Der Brief an Diognet wurde von einem ungenannten Christen an eine hochrangige Person vermutlich im späten zweiten Jahrhundert nach Christus geschrieben. Der Brief ist vielleicht die älteste erhaltene Erklärung und Verteidigung des christlichen Glaubens gegenüber einem Nicht-Gläubigen. Er enthält Einblicke darüber, wie die frühen Christen die Welt und ihren Platz darin verstanden. Die Eigenschaften, die der Autor in Kapitel 5, „Die Sitten der Christen“, auflistet, geben uns heute Stoff zum Nachdenken. Die Auszüge stammen aus der englischen Übersetzung von J. B. Lightfoot:
Christen unterscheiden sich nicht vom Rest der Menschheit durch ihr Land, ihre Sprache oder ihre Gebräuche. Weder leben sie irgendwo in eigenen Städten, sprechen keine ungewöhnlichen Dialekte, noch führen sie einen exzentrischen Lebensstil. … Sie bewohnen Städte von Griechen und Nichtgriechen, wie es einem jeden das Schicksal beschieden hat. Sie fügen sich der Landessitte in Kleidung, Nahrung und in der sonstigen Lebensart, legen aber dabei den wunderbaren und anerkanntermaßen überraschenden Charakter ihrer geistigen Bürgerschaft an den Tag.

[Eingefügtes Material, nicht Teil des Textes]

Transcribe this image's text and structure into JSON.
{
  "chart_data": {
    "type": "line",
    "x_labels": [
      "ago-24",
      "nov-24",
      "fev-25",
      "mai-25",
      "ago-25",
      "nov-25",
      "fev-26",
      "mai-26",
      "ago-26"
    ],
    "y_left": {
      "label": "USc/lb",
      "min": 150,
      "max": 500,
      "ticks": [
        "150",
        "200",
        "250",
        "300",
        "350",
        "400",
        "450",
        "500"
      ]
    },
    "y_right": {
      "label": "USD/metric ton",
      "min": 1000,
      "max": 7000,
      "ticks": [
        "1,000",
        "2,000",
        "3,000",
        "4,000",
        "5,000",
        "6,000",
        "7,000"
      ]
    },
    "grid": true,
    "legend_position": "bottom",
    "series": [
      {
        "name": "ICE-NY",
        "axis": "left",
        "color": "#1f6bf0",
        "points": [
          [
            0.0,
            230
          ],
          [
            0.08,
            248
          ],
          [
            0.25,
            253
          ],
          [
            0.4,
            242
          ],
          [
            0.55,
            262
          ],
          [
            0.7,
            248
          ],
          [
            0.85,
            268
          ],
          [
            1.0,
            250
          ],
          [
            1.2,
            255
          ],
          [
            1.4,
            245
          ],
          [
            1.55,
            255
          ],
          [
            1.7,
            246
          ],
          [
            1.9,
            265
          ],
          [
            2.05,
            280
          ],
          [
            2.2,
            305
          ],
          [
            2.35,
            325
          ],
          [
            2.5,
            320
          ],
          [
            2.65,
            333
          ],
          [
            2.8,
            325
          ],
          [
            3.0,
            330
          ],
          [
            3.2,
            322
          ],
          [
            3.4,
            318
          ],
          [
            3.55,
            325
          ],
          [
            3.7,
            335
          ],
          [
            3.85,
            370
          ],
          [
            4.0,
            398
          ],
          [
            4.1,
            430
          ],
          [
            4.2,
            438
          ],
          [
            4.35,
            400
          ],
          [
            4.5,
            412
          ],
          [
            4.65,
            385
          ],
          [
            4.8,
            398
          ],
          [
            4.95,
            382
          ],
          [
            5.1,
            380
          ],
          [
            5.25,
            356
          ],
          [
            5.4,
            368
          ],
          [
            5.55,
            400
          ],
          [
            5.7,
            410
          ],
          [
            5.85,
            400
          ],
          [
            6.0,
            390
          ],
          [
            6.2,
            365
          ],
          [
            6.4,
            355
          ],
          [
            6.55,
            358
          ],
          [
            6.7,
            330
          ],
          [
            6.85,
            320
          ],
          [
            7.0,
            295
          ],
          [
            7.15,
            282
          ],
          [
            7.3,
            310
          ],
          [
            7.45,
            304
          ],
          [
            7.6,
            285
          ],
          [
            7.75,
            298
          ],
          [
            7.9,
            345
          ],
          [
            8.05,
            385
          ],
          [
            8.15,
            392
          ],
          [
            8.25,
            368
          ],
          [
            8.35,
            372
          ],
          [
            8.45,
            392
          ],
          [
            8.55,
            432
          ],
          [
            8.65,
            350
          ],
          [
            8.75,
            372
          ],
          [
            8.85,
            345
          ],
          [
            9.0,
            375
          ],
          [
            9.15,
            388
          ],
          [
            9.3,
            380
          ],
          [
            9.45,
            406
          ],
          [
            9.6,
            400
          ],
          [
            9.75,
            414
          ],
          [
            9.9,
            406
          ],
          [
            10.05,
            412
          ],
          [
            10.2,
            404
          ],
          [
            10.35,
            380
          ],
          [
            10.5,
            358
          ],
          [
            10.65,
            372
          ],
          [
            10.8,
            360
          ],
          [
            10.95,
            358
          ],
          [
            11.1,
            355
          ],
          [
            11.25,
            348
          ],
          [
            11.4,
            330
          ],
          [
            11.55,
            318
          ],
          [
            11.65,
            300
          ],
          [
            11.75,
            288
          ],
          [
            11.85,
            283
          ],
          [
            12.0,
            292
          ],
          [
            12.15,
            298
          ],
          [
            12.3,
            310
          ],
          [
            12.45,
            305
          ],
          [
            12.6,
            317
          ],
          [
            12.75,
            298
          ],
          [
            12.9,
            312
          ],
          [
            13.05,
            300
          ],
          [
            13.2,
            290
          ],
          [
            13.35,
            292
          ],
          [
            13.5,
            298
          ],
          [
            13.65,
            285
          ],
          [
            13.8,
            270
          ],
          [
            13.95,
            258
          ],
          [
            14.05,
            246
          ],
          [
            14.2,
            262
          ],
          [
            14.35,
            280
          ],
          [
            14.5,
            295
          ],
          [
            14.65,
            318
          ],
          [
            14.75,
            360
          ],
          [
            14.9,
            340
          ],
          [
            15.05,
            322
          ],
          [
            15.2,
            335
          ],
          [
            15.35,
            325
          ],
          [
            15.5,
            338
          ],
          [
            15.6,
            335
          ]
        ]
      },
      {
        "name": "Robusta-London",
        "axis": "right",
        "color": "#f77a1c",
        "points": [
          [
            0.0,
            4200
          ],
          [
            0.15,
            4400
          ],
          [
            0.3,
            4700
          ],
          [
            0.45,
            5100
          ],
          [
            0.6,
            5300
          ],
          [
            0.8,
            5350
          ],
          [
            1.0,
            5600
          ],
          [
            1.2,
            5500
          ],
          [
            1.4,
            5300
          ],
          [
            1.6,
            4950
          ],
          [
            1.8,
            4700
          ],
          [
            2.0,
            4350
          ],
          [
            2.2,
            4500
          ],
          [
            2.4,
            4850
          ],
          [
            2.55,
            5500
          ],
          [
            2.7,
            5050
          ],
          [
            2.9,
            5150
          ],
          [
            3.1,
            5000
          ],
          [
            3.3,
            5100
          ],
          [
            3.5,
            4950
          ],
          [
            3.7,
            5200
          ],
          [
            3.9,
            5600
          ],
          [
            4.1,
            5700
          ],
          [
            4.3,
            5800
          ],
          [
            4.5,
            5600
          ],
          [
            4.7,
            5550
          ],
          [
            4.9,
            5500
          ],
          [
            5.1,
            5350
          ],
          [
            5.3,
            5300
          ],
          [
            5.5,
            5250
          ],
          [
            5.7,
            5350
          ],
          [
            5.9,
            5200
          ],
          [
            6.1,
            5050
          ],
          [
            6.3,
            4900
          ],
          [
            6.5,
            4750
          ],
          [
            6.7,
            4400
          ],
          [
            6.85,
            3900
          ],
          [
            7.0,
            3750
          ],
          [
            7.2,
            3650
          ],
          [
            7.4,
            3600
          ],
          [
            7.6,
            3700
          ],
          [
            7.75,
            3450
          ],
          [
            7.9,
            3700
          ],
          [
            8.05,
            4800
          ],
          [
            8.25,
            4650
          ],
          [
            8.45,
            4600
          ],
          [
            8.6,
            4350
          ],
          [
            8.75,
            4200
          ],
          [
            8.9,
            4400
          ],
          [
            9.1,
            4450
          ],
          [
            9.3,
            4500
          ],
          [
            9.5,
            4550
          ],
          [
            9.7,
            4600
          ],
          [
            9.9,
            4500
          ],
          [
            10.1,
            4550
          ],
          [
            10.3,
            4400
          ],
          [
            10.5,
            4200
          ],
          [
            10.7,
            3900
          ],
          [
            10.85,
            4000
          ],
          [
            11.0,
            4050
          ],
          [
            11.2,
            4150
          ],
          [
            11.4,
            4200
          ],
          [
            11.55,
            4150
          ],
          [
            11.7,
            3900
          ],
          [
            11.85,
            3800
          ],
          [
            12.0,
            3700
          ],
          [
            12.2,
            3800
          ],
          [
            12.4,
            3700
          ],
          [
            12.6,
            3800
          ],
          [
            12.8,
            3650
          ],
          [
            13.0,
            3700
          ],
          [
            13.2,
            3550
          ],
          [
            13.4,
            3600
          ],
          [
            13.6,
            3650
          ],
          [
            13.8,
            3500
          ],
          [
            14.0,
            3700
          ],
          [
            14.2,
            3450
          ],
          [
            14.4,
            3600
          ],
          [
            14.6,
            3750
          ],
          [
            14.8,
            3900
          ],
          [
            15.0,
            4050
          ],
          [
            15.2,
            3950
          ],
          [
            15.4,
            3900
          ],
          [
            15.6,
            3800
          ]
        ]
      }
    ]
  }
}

Sie bewohnen jeder sein Vaterland, aber nur wie Fremdlinge. Sie nehmen an allem als Bürger teil und ertragen alles als Fremde. Jedes fremde Land ist ihnen Vaterland, und jedes Vaterland ist ihnen fremd. … Sie sind zwar Menschen, leben aber nicht „nach Menschenart“. Sie leben auf der Erde, aber wie Bürger des Himmels. Sie gehorchen den bestehenden Gesetzen; aber in ihrem Lebenswandel übertreffen sie die Gesetze.
Sie lieben alle. … Man tötet sie und bringt sie dadurch zum Leben. … Sie leiden Mangel an allem und haben doch in allem Überfluss. Sie werden missachtet und in der Missachtung verherrlicht; sie werden geschmäht und doch als gerecht befunden. Sie werden gekränkt und segnen, werden verspottet und erweisen Ehre. … Bestraft, freuen sie sich, als würden sie zum Leben erweckt. … Aber einen Grund für ihre Feindschaft vermögen die Hasser nicht anzugeben.
Um es kurz zu sagen, was im Leibe die Seele ist, das sind in der Welt die Christen. Wie die Seele über alle Glieder des Leibes, so sind die Christen über die Städte der Welt verbreitet. Die Seele wohnt im Körper, aber sie ist nicht der Körper. So leben Christen in der Welt, sind aber nicht von der Welt. Die Seele, die unsichtbar ist, ist auf den Körper beschränkt, der sichtbar ist. So ist es auch bei den Christen. So weiß man zwar von den Christen, dass sie in der Welt sind, aber ihre Religion bleibt unsichtbar.